C'est un avis authentiquement laïc, dont l'inspiration est fidèle à celle de la loi de 1905, dite de séparation des Eglises et de l'Etat. Il n'est pas inutile d'en rappeler l'esprit : l'Etat laïque n'est ni hostile ni indifférent aux religions, il leur est simplement étranger, son action relevant de ce monde et d'aucun autre, sans transcendance. C'est bien pourquoi Charles Péguy, ce républicain chrétien, ce dreyfusard catholique, ce libertaire patriote, saluera une loi qui n'avait pas été « un exercice de persécution, de suppression de l'Eglise par l'Etat, un essai d'oppression, de domination anticatholique, prétendue anticléricale » et qui, au contraire, « avait révélé un effort sincère de libération mutuelle ».

« L'Eglise chez elle et l'Etat chez lui » : ainsi Victor Hugo avait-il résumé dès 1850 l'idéal de la laïcité. Et, de fait, l'article premier de la loi de 1905 énonce : « La République assure la liberté de conscience. Elle garantit le libre exercice des cultes... » Puis l'article 2 complète : « La République ne reconnaît, ne salarie ni ne subventionne aucun culte... ». La laïcité, ce n'est ni un simple principe de tolérance qui justifierait les replis communautaires, ni un combat obsessionnel contre les manifestations du religieux dans l'espace public. Politiquement, la laïcité est libérale, c'est-à-dire soucieuse des libertés individuelles, et notamment du droit au respect à la vie privée et familiale, de la liberté de pensée, de conscience et de religion, de la liberté d'expression et de circulation.

Or il est évident, comme le rappelle l'avis de la CNCDH, qu'une loi prohibant de manière générale et absolue le voile intégral porterait atteinte à ces principes fondamentaux, pourrait être déclarée non constitutionnelle et serait contraire aux engagements internationaux de la France. Cela signifie-t-il qu'on ne pourrait dès lors combattre ce voile d'oppression et d'obscurantisme ? Bien sûr que non. La CNCDH rappelle les nombreux textes en vigueur, par exemple sur l'élimination de la violence faite aux femmes, qui permettent de mener cette lutte sans tomber dans le piège d'une loi de circonstance et, surtout, d'exception.
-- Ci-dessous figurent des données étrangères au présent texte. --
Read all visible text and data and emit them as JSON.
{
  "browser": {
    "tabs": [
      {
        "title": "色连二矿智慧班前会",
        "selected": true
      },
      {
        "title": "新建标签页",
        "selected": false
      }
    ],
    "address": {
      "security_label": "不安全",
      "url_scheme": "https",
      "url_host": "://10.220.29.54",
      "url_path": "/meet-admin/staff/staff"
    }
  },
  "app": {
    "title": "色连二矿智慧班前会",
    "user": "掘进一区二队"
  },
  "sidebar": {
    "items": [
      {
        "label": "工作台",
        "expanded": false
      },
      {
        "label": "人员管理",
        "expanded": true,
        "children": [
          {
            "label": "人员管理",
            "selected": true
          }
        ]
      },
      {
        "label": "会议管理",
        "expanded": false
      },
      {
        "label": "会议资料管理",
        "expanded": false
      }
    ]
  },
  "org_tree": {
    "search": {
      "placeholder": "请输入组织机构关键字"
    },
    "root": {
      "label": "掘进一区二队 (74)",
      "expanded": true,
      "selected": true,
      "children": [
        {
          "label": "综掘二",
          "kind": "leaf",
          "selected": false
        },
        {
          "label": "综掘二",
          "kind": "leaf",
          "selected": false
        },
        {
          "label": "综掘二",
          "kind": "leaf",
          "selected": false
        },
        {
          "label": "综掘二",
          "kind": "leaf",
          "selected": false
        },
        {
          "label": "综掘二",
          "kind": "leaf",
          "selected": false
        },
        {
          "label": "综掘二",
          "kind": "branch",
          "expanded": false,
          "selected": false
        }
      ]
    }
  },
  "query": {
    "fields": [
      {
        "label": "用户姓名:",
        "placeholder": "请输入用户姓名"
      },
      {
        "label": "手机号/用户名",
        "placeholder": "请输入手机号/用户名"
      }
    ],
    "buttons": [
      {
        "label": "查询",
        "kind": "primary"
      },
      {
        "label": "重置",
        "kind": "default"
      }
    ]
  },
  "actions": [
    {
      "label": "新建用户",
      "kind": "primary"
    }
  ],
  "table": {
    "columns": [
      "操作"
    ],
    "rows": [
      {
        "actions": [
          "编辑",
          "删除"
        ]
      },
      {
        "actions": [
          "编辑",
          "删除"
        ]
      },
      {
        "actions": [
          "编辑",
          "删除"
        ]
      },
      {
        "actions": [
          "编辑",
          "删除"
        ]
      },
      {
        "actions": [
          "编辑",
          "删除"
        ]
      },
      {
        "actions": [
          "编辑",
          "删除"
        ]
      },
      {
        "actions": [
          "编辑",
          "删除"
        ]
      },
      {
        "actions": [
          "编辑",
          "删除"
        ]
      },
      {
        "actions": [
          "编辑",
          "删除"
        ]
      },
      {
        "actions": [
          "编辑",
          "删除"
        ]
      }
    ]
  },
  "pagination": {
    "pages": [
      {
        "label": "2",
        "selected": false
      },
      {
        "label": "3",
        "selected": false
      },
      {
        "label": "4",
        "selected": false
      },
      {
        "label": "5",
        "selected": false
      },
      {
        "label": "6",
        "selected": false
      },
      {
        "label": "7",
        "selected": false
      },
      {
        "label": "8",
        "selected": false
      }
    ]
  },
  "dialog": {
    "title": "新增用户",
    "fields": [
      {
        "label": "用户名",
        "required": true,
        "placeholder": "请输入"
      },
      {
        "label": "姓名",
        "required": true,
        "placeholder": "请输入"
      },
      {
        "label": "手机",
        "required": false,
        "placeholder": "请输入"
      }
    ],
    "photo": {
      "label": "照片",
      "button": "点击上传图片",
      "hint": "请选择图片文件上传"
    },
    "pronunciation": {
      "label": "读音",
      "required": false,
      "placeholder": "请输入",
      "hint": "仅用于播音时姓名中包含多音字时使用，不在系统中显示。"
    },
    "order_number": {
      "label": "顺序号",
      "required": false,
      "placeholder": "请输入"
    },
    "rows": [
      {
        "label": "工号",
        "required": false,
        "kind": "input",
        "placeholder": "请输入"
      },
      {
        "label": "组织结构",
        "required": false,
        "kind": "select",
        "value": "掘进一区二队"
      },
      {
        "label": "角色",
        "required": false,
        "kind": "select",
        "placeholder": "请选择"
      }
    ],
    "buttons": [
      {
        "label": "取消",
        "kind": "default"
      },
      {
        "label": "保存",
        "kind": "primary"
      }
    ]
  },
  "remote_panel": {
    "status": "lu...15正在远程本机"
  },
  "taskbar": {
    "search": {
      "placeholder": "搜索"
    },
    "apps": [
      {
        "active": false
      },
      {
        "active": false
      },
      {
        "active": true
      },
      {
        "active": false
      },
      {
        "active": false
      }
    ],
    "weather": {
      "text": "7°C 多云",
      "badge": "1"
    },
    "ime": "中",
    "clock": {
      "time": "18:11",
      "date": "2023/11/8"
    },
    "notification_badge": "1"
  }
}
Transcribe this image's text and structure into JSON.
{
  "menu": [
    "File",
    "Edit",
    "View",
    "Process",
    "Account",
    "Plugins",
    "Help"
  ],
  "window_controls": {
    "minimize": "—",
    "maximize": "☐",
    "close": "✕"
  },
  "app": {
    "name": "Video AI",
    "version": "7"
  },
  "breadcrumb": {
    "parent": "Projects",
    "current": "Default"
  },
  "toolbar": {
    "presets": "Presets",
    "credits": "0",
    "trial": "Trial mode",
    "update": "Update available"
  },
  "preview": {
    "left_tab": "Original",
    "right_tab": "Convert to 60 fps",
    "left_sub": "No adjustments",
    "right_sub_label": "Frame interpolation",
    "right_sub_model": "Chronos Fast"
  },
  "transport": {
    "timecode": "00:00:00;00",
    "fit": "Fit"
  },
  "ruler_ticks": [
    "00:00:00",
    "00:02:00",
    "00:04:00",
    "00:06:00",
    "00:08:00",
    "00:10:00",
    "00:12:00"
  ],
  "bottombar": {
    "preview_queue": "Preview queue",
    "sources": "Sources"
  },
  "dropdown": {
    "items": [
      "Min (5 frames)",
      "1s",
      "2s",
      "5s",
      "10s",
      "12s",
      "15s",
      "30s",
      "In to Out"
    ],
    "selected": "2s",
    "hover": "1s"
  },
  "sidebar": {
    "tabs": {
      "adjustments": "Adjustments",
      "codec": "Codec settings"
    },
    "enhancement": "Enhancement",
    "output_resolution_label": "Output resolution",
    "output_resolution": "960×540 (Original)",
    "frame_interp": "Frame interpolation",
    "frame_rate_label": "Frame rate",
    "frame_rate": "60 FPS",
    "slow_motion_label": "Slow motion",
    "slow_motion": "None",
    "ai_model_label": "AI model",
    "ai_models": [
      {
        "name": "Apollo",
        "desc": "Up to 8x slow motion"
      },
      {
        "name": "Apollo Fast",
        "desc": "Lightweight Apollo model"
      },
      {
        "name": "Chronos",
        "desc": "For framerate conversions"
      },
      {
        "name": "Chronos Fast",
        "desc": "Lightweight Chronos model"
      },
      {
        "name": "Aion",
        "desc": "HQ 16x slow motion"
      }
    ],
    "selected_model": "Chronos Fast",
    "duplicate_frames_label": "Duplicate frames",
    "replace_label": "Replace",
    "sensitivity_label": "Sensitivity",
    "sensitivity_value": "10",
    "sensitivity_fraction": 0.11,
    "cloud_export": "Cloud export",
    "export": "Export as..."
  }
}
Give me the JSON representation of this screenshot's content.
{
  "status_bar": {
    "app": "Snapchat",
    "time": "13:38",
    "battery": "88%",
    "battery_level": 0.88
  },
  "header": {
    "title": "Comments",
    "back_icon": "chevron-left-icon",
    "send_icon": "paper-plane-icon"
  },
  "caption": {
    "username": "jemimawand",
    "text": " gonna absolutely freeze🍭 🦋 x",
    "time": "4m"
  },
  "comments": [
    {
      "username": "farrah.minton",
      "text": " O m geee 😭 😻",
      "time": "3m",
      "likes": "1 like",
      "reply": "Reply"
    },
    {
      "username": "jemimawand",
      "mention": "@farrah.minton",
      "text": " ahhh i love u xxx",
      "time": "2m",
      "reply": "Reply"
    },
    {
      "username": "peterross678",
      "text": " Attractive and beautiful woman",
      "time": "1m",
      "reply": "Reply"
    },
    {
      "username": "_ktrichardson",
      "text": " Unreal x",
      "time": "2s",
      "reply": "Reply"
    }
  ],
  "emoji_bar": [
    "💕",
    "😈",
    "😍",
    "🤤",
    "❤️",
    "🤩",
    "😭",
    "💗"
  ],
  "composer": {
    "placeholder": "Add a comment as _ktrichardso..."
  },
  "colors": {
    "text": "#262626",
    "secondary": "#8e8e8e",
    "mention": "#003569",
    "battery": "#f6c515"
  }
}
Elle souligne de surcroît qu'au regard des nécessités de l'ordre public, toute autorité règlementaire compétente peut d'ores et déjà prendre un acte administratif prohibant le port du voile intégral dans des situations précises et particulières, lorsque l'identification de la personne est nécessaire. Nul besoin d'une loi pour ce faire. En revanche, une loi de prohibition qui ne serait pas limitée dans l'espace et dans le temps, ou par des circonstances particulières, manquerait aux principes d'une société démocratique, « eu égard notamment à gravité des atteintes aux droits de l'homme qu'elle occasionnerait ».